For U.S. vendors, they have to build systems that can run a broad range of new and legacy applications, and components that can be used in other systems. They have to be able to handle myriad workloads, which is why the ECP expanded its efforts in the areas of data analytics and machine learning. These are increasingly important technologies that will have wide application in HPC and enterprise computing as well as consumer devices, he said. Vendors know that, and they have to take it into account when thinking about innovations around exascale computing.

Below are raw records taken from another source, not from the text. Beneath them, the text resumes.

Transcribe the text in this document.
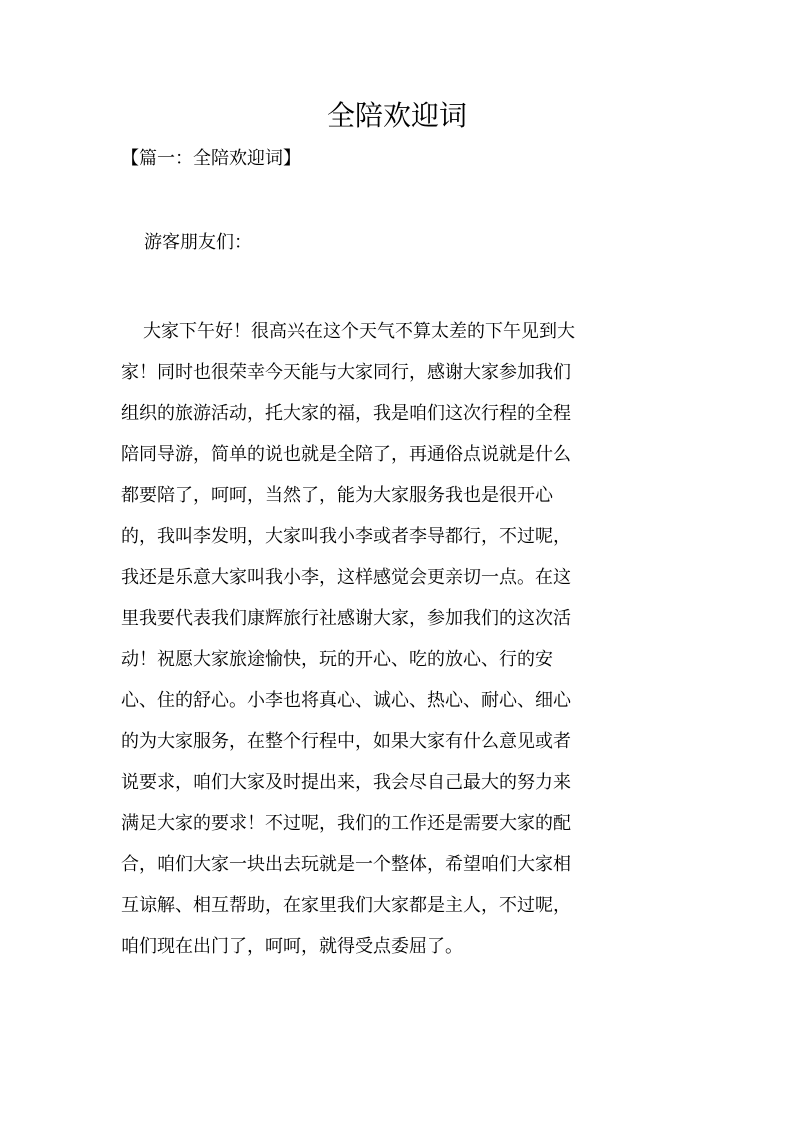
全陪欢迎词

【篇一：全陪欢迎词】

游客朋友们：

大家下午好！很高兴在这个天气不算太差的下午见到大
家！同时也很荣幸今天能与大家同行，感谢大家参加我们
组织的旅游活动，托大家的福，我是咱们这次行程的全程
陪同导游，简单的说也就是全陪了，再通俗点说就是什么
都要陪了，呵呵，当然了，能为大家服务我也是很开心
的，我叫李发明，大家叫我小李或者李导都行，不过呢，
我还是乐意大家叫我小李，这样感觉会更亲切一点。在这
里我要代表我们康辉旅行社感谢大家，参加我们的这次活
动！祝愿大家旅途愉快，玩的开心、吃的放心、行的安
心、住的舒心。小李也将真心、诚心、热心、耐心、细心
的为大家服务，在整个行程中，如果大家有什么意见或者
说要求，咱们大家及时提出来，我会尽自己最大的努力来
满足大家的要求！不过呢，我们的工作还是需要大家的配
合，咱们大家一块出去玩就是一个整体，希望咱们大家相
互谅解、相互帮助，在家里我们大家都是主人，不过呢，
咱们现在出门了，呵呵，就得受点委屈了。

The application of emerging technologies will be critical in a wide range of technology areas, so innovations in architectures need to be able to address the needs of both the supercomputing and enterprise worlds. For example, in the HPC space, organizations are turning to machine learning to accelerate the simulation workloads they’re running for such tasks as quality assurance, Geist said.
“In the United States, it’s really important to the health of the ecosystem,” Geist said. “If you’re only going to sell two machines a year or three machines a year, you can’t make a business out of that and you’ll go out of business. Therefore, those chips and those technologies need to be expanded into new markets. This is what the U.S. has to struggle with, to make sure we can meet the requirements of this high-performance level that we want to get to while still meeting the needs of all the other areas. This is why we see this expansion into data analytics and machine learning, which seems to have a much bigger market outside of just the HPC world.”